Lockdown Cinema: Todo Sobre Mi Madre (1999)

When you love movies, you have favorites. but it is not always possible to re-watch them all the time. Some movies always show up on cable (like Hitchcock’s The Birds), and some, like anything by Pedro Almodovar, never happen to show up.
Luckily, Turner Classics Movies in January 2021 decided to show about eight of Pedro Almodovar’s early movies, from 1980’s Pepi, Luci, Bom… through 1988’s Women on the Verge of a Nervous Breakdown, to 1999’s Todo Sobre Mi Madre (All About My Mother).
I could tell you a lot about the movie and it’s many wonderful devices of mirroring and foreshadowing and dualites, but you should see the movie for yourself, if you have not.
And if you aren’t totally gutted by the 18-minute mark, I would have to wonder what is wrong with you.
So the thing about a favorite movie that you have not seen in a long time–in this case, it’s been 22 years–is that the movie is the same, but you are not.
I saw this movie when I lived alone in Manhattan, my parents were alive, I had lovely friend, and I had two black cats. I was unhappily in the publishing industry.
Today, I live with my husband in New Jersey, my parents are now long gone, some of my lovely friends have also died (mostly female), and my cats are also long gone. But, I now have a masters in library science and I love doing research for a living and as a hobby.
Since 1999, I have done a lot more genealogy work, and DNA tests have helped me find the families of my birth father and birth mother. Genealogy and DNA has lead me to study even more women, and even more mothers.
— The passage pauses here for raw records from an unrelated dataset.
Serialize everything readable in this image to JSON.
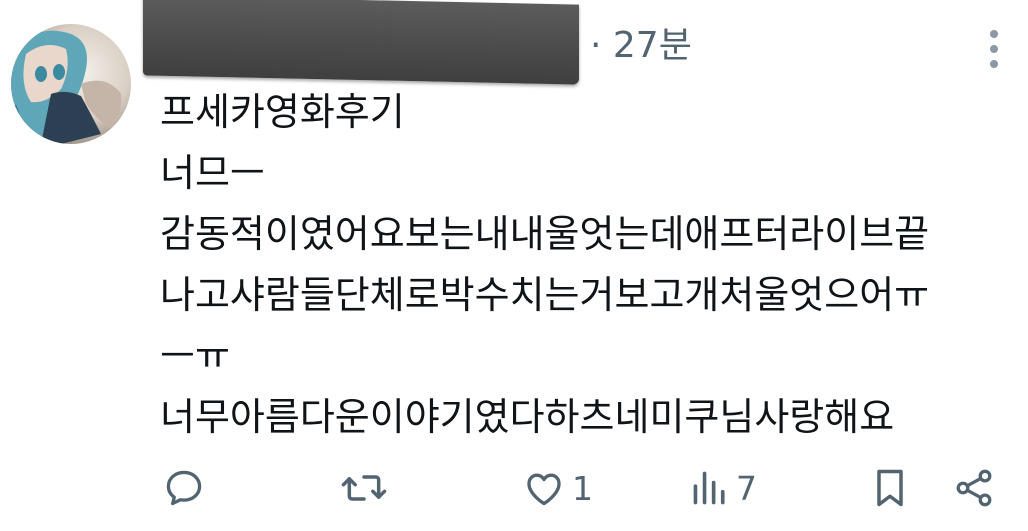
{
  "header": {
    "time": "· 27분"
  },
  "post": {
    "lines": [
      "프세카영화후기",
      "너므ㅡ",
      "감동적이였어요보는내내울엇는데애프터라이브끝",
      "나고샤람들단체로박수치는거보고개처울엇으어ㅠ",
      "ㅡㅠ",
      "너무아름다운이야기였다하츠네미쿠님사랑해요"
    ]
  },
  "actions": {
    "reply_count": "",
    "retweet_count": "",
    "like_count": "1",
    "views_count": "7"
  },
  "colors": {
    "text": "#0f1419",
    "secondary": "#536471",
    "redaction": "#4a4a4a"
  }
}
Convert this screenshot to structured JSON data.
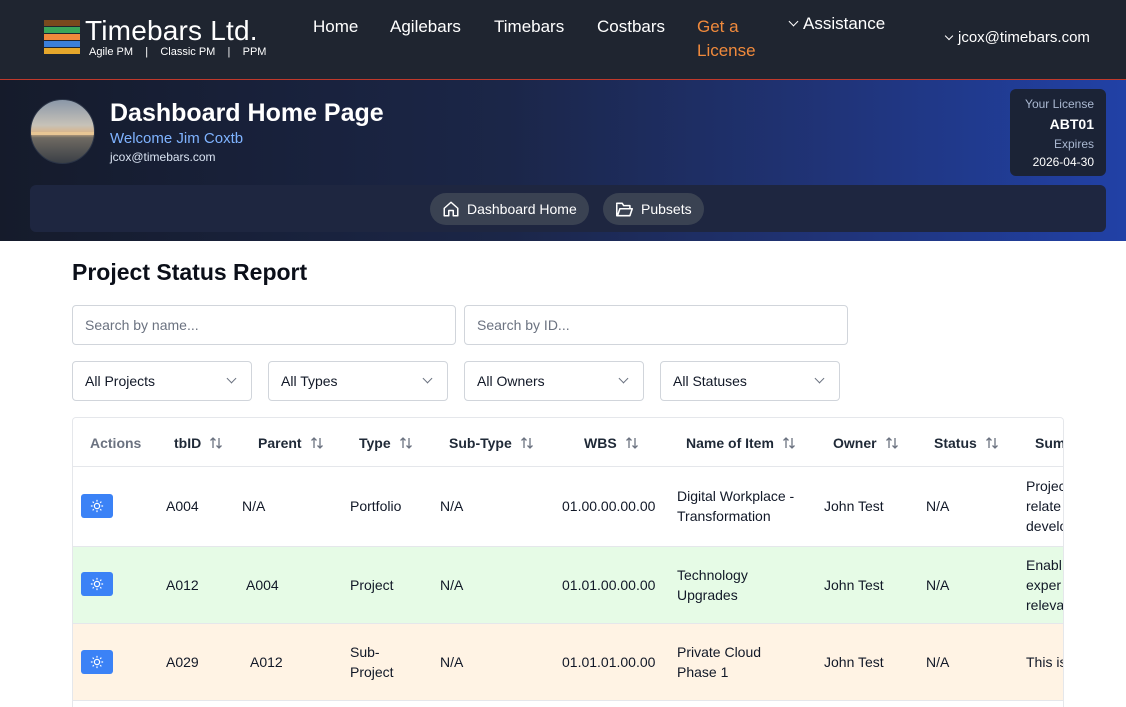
{
  "header": {
    "brand": "Timebars Ltd.",
    "tagline": "Agile PM    |    Classic PM    |    PPM",
    "nav": [
      {
        "label": "Home"
      },
      {
        "label": "Agilebars"
      },
      {
        "label": "Timebars"
      },
      {
        "label": "Costbars"
      },
      {
        "label_line1": "Get a",
        "label_line2": "License"
      },
      {
        "label": "Assistance"
      }
    ],
    "user_menu": "jcox@timebars.com",
    "logo_colors": [
      "#7a4a1e",
      "#3aa65a",
      "#f08a3c",
      "#3b7fd9",
      "#e5a72b"
    ],
    "accent_color": "#f08a3c"
  },
  "hero": {
    "title": "Dashboard Home Page",
    "welcome": "Welcome Jim Coxtb",
    "email": "jcox@timebars.com",
    "license": {
      "label": "Your License",
      "code": "ABT01",
      "expires_label": "Expires",
      "expires_date": "2026-04-30"
    },
    "subnav": [
      {
        "label": "Dashboard Home",
        "icon": "home-icon"
      },
      {
        "label": "Pubsets",
        "icon": "folder-icon"
      }
    ]
  },
  "report": {
    "title": "Project Status Report",
    "search_name_placeholder": "Search by name...",
    "search_id_placeholder": "Search by ID...",
    "filters": {
      "projects": "All Projects",
      "types": "All Types",
      "owners": "All Owners",
      "statuses": "All Statuses"
    },
    "columns": {
      "actions": "Actions",
      "tbid": "tbID",
      "parent": "Parent",
      "type": "Type",
      "subtype": "Sub-Type",
      "wbs": "WBS",
      "name": "Name of Item",
      "owner": "Owner",
      "status": "Status",
      "summary": "Sum"
    },
    "rows": [
      {
        "tbid": "A004",
        "parent": "N/A",
        "type": "Portfolio",
        "subtype": "N/A",
        "wbs": "01.00.00.00.00",
        "name": "Digital Workplace - Transformation",
        "owner": "John Test",
        "status": "N/A",
        "summary_1": "Projec",
        "summary_2": "relate",
        "summary_3": "develo",
        "bg": "#ffffff"
      },
      {
        "tbid": "A012",
        "parent": "A004",
        "type": "Project",
        "subtype": "N/A",
        "wbs": "01.01.00.00.00",
        "name": "Technology Upgrades",
        "owner": "John Test",
        "status": "N/A",
        "summary_1": "Enabl",
        "summary_2": "exper",
        "summary_3": "releva",
        "bg": "#e6fbe6"
      },
      {
        "tbid": "A029",
        "parent": "A012",
        "type": "Sub-Project",
        "subtype": "N/A",
        "wbs": "01.01.01.00.00",
        "name": "Private Cloud Phase 1",
        "owner": "John Test",
        "status": "N/A",
        "summary_1": "This is",
        "summary_2": "",
        "summary_3": "",
        "bg": "#fff3e4"
      }
    ]
  }
}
Todo Sobre Mi Madre is a study of women, the women they are and the women they want to be, and also about men who become women. It is very difficult to watch this movie and not thing about your own mother, the other women in your life, and think about who they were, what they wanted, who they wanted to be and whether things worked out that way.
As a person who loves research and genealogy, in the time between 1999 and 2021, I have also studied genetic family members I will never get to know, from the birth mother brutally killed in an unsolved crime, to the wife of a great-great uncle who died in a Jewish old age home in Berlin in 1942, to a great-great-grandmother who, at the age of 78, wound up taking over the family business (the manufacture of Turkish cigarettes) in 1912 when her husband died–even though she had two sons right there who could have taken oven.
I am lucky to have some of my birth mother’s letters, and the great-great-aunt. So I have been able to get a peek into their lives and their minds.
What’s wonderful about Todo Sobre Mi Madre is how these women make a community for themselves, simply by being there and sometimes just listening. And what’s wonderful in Almodovar’s movies is that he often concentrates on female characters. This is in part thanks to the post-Franco era. Almodovar explained that in the Franco era, men were simply encouraged to be macho and not have feelings; consequently, women just seemed much more interesting to him.
And they will to you as well, and will serve to remind you to find what is interesting in the women around you.